17.   When a contract does not explicitly say whether a deposit is refundable or not, courts have said that whether the deposit is refundable or not depends on whether it is a “true deposit” or a “partial payment”. A true deposit is a payment designed to motivate contracting parties to carry out contracts they have agreed to. A buyer who refuses to purchase what they have bargained for generally forfeits (gives up) the deposit. This is called “repudiation”.

18.   In contrast, a partial payment is made with the intention of completing a transaction. For example, a homeowner may give a contractor a partial payment to cover materials to be used in a contract to rebuild a deck. For a seller to keep a partial payment, the seller must prove actual loss to justify keeping the money received (see Tang v. Zhang, 2013 BCCA 52 at paragraph 30).

19.   Ms. Courtney says that she made the deposit to secure Nightshade because she knew there was another buyer. I find this confirms the parties viewed this as a true deposit, rather than partial payment, and I find that it was.

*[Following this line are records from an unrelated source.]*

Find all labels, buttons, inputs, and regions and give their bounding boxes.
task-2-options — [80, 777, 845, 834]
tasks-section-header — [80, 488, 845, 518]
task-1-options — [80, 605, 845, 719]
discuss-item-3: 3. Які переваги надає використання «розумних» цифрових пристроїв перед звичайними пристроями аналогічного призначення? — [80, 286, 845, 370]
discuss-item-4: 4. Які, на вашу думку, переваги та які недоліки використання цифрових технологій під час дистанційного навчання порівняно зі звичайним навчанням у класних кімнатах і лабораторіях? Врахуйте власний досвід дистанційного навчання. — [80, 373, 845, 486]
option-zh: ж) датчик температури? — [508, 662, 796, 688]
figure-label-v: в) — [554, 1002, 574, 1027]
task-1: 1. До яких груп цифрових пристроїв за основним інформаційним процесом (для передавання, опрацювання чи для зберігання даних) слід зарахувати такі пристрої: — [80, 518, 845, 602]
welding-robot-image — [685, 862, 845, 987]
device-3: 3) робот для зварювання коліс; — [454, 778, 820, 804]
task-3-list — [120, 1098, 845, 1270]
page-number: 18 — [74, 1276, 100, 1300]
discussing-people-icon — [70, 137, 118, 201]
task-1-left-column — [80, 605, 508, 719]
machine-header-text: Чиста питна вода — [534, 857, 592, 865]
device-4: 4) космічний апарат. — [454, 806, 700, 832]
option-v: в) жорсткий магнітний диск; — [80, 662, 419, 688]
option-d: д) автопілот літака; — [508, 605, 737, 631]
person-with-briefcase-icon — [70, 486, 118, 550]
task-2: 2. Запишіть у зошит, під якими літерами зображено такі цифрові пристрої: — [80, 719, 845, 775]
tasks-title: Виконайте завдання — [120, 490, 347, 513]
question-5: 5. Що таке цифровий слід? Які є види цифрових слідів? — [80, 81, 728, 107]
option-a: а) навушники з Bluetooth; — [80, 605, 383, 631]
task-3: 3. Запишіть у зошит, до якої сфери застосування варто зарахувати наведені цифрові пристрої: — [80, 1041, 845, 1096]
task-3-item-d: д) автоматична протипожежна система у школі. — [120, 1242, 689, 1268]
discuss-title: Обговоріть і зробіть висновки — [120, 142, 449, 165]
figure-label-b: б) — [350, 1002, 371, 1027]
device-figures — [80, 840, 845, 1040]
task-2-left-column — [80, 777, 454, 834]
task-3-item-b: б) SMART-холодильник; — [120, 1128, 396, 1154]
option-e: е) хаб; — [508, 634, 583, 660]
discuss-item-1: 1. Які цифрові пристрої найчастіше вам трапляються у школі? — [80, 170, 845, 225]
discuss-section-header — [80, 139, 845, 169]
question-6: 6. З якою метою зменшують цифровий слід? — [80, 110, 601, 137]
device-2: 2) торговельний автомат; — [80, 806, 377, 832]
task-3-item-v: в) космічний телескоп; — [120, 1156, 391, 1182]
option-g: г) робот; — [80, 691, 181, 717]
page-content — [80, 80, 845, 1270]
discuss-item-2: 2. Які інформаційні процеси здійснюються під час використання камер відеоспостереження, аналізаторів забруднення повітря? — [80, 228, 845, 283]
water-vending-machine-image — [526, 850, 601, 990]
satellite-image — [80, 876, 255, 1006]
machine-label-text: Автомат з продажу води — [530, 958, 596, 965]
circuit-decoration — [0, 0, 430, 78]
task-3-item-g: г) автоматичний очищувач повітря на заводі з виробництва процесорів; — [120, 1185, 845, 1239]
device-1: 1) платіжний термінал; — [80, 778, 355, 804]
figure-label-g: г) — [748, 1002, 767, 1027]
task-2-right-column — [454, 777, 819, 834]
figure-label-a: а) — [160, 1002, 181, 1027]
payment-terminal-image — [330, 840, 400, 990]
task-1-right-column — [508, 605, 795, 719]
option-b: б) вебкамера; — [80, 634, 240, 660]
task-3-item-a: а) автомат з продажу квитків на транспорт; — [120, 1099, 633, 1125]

20.   I turn now to the effect of the PPEV. As mentioned above, payment of the remaining purchase price was due “upon confirmation of positive pre purchase veterinary equine examination”. I find, and the respondents acknowledge in their submissions, that the deposit would have been refunded if Nightshade failed the PPEV. However, that is not what happened.

21.   I find the terms of the contract do not allow Ms. Courtney the refund of her deposit for any reason other than a failed PPEV. It is undisputed that Ms. Courtney texted Bradley Park that she was no longer interested in buying Nightshade, and so the PPEV did not occur. I find this means Ms. Courtney repudiated the contract before the PPEV and is not entitled to the return of her deposit. So, I dismiss her claim for the return of the deposit.

22.   Under section 49 of the CRTA and CRT rules, the CRT will generally order an unsuccessful party to reimburse a successful party for CRT fees and reasonable dispute-related expenses. As Ms. Courtney was unsuccessful, I dismiss her claim for reimbursement. Though she uploaded an invoice from her lawyer, she did not claim legal fees on her Dispute Notice and explicitly said she was not claiming them in submissions.

23.   While the respondents were successful, the only fee they paid was the $50 to set the default notice aside. However, they do not make a claim for this $50, so I make no order for fees. The respondents make no claim for dispute related expenses.

ORDER

24.   I dismiss Ms. Courtney’s claims and this dispute.